An innovative method for the microstructural modification of TiAl alloy solidified via direct electric current application

Ti-48Al-2Cr-2Nb alloy solidified with the application of direct electric current has a refined and homogeneous microstructure without segregation. We observed an initial decrease followed by a subsequent increase in grain size and lamellar spacing, with the increase in current density. Similar trend can also be obtained by varying the amount of alpha(2)-phase (Ti3Al). Using a directional solidification processing method, the columnar crystal microstructure transforms into an equiaxed crystal microstructure at a current density of 32-64 mA/mm(2).
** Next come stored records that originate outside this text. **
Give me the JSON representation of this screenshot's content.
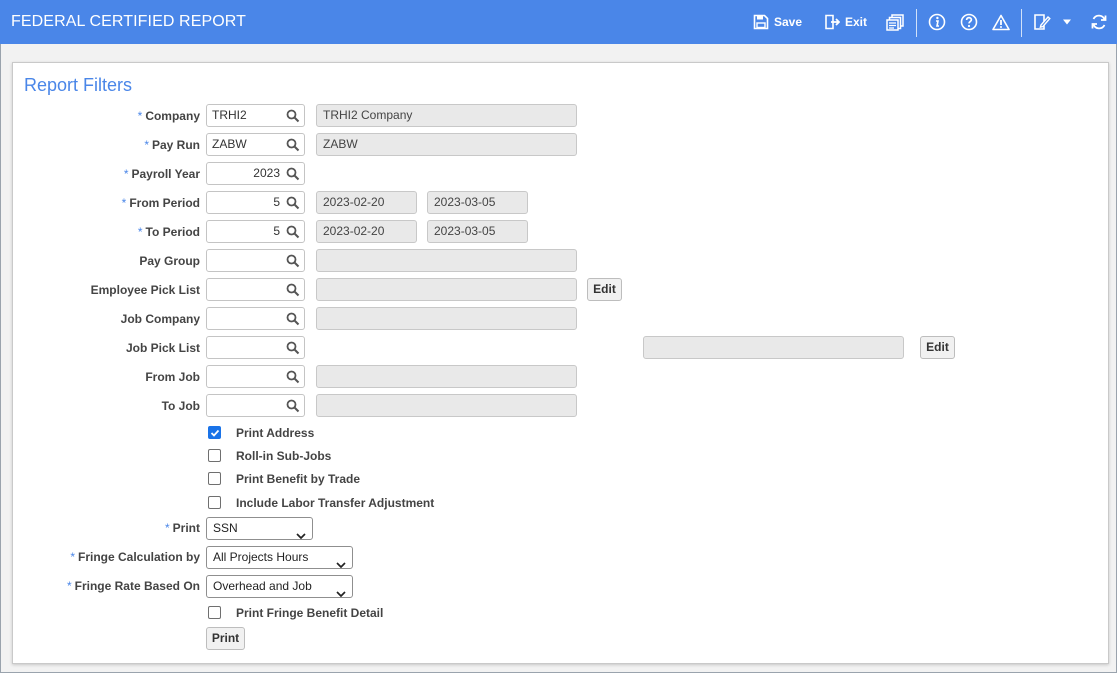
{
  "app": {
    "title": "FEDERAL CERTIFIED REPORT",
    "accent_color": "#4a86e8"
  },
  "toolbar": {
    "save_label": "Save",
    "exit_label": "Exit",
    "icons": [
      "save-icon",
      "exit-icon",
      "reports-icon",
      "info-icon",
      "help-icon",
      "warning-icon",
      "note-icon",
      "dropdown-caret-icon",
      "refresh-icon"
    ]
  },
  "panel": {
    "title": "Report Filters"
  },
  "fields": {
    "company": {
      "label": "Company",
      "value": "TRHI2",
      "description": "TRHI2 Company",
      "required": true
    },
    "pay_run": {
      "label": "Pay Run",
      "value": "ZABW",
      "description": "ZABW",
      "required": true
    },
    "payroll_year": {
      "label": "Payroll Year",
      "value": "2023",
      "required": true
    },
    "from_period": {
      "label": "From Period",
      "value": "5",
      "start_date": "2023-02-20",
      "end_date": "2023-03-05",
      "required": true
    },
    "to_period": {
      "label": "To Period",
      "value": "5",
      "start_date": "2023-02-20",
      "end_date": "2023-03-05",
      "required": true
    },
    "pay_group": {
      "label": "Pay Group",
      "value": "",
      "description": ""
    },
    "employee_pick_list": {
      "label": "Employee Pick List",
      "value": "",
      "description": "",
      "edit_label": "Edit"
    },
    "job_company": {
      "label": "Job Company",
      "value": "",
      "description": ""
    },
    "job_pick_list": {
      "label": "Job Pick List",
      "value": "",
      "description": "",
      "edit_label": "Edit"
    },
    "from_job": {
      "label": "From Job",
      "value": "",
      "description": ""
    },
    "to_job": {
      "label": "To Job",
      "value": "",
      "description": ""
    }
  },
  "checkboxes": {
    "print_address": {
      "label": "Print Address",
      "checked": true
    },
    "roll_in_sub_jobs": {
      "label": "Roll-in Sub-Jobs",
      "checked": false
    },
    "print_benefit_by_trade": {
      "label": "Print Benefit by Trade",
      "checked": false
    },
    "include_labor_transfer": {
      "label": "Include Labor Transfer Adjustment",
      "checked": false
    },
    "print_fringe_benefit_detail": {
      "label": "Print Fringe Benefit Detail",
      "checked": false
    }
  },
  "selects": {
    "print": {
      "label": "Print",
      "value": "SSN",
      "required": true
    },
    "fringe_calculation_by": {
      "label": "Fringe Calculation by",
      "value": "All Projects Hours",
      "required": true
    },
    "fringe_rate_based_on": {
      "label": "Fringe Rate Based On",
      "value": "Overhead and Job",
      "required": true
    }
  },
  "print_button_label": "Print"
}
High dislocation density is also introduced with a minimum cross-sectional grain size of 460 mu m at a current density of 64 mA/mm(2). The application of electric current alters the free energy of the critical nucleus and temperature via joule heating, causing a transformation from a columnar grain microstructure into an equiaxed grain microstructure. The increase in current density leads to a rise of the nucleation rate, and a resulting undercooling combined with temperature gradient contribute to growth of the primary phase, which finally results in grain coarsening at a critical current density of 96 mA/mm(2). The climb and cross-slip of dislocation and the migration of grain boundary ultimately create variable lamellae spacing of TiAl alloy. (C) 2018 Published by Elsevier Ltd on behalf of The editorial office of Journal of Materials Science & Technology.